MdG and PIE Glottalics revisited
From: | Dirk Elzinga <dirk_elzinga@...> |
Date: | Friday, March 15, 2002, 17:45 |
At 7:54 PM +0300 03/15/02, Pavel Iosad wrote:
>Hi,
>:
>> >I've already made a language from Indo-European roots. I was hoping to
>> >find a more comprehensive list somewhere, hopefully over 1000 words.
>>
>> Look for Gamqrelidze and Ivanov's book on Indo-European (translated
>> by Johanna Nichols and published by Mouton de Gruyter). It contains
>> an extensive list of reconstructed PIE forms. G and I are proponents
>> of the glottalic theory, and the reconstructions reflect that.
>
>Speaking of which, I must voice my discontent over the uneven distribution
>of good publishers... :-) My copy of G&I does not have such a glossary
Oh. It might be in the second volume of the English publication (it
comes in two volumes); I can't remember anymore, and our library's
copy is on loan right now.
BTW, I'm not really excited about MdG; they are reputable, but they
are outrageously expensive. They are publishing (have published?) the
complete works of Edward Sapir, from which series I'd dearly love to
own volume X, Southern Paiute and Ute. They want $320.00 for it. And
it's a *reprint*! That's just ridiculous as far as I'm concerned.
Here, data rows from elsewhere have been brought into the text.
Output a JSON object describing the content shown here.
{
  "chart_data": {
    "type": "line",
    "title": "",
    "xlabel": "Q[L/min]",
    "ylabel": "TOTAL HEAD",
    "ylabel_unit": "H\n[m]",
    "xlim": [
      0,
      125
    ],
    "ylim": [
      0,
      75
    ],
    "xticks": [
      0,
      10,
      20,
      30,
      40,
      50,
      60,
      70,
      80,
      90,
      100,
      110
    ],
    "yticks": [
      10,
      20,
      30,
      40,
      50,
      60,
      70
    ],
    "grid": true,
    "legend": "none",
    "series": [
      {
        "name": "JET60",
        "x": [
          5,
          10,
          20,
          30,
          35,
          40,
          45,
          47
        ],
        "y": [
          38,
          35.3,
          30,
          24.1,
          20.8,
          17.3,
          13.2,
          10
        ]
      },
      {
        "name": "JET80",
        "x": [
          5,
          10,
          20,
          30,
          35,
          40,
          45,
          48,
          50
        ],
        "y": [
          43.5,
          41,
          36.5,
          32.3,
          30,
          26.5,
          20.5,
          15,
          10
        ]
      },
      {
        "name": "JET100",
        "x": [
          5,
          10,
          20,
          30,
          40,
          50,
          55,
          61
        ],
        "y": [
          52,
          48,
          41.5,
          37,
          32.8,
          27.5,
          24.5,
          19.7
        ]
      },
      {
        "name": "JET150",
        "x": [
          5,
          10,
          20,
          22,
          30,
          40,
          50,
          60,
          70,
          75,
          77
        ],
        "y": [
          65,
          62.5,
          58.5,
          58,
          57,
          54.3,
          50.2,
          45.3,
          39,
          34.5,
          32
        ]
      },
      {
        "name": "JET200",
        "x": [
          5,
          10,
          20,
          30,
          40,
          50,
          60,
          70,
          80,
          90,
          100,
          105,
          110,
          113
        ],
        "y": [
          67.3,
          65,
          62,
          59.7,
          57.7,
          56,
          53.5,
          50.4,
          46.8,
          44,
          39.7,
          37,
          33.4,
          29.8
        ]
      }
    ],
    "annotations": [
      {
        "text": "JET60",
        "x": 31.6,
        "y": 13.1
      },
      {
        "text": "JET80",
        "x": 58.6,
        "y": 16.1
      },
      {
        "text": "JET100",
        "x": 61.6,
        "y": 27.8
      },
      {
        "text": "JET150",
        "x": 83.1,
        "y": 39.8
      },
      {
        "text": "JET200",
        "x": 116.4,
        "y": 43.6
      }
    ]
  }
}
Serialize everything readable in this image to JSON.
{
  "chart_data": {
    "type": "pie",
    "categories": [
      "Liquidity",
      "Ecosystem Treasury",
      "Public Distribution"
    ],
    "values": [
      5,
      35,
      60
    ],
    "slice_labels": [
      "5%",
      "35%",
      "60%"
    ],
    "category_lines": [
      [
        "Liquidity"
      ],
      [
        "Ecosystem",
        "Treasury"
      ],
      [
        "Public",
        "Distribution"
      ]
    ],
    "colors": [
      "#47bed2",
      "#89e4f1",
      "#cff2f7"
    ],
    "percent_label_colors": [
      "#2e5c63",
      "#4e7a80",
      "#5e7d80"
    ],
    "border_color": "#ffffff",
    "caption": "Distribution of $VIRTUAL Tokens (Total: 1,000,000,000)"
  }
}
>And, off topic rant, has anyone heard of a second reinterpretation, designed
>to undermine the drawback of the GT itself. I have a book by Starostin who
>says there's a possibility of the three series being unvoiced, unvoiced
>geminates and voiced. This is also typological, and has the virtue of the
>possibility of voicing of initial geminates (suchn things happen, while
>voicing of glottalized initials does not).
I haven't heard of this. The voicing of initial geminates seems an
iffy proposition for two reasons: 1) geminates are generally immune
to lenition processes, and 2) geminates are not usually found in
initial position. So he's replaced one typological oddity with two.
Not a good trade, IMO. But I'd like to see more on it. I'm rather
partial to the glottalic theory, myself.
Dirk
--
Dirk Elzinga Dirk_Elzinga@byu.edu
Man deth swa he byth thonne he mot swa he wile.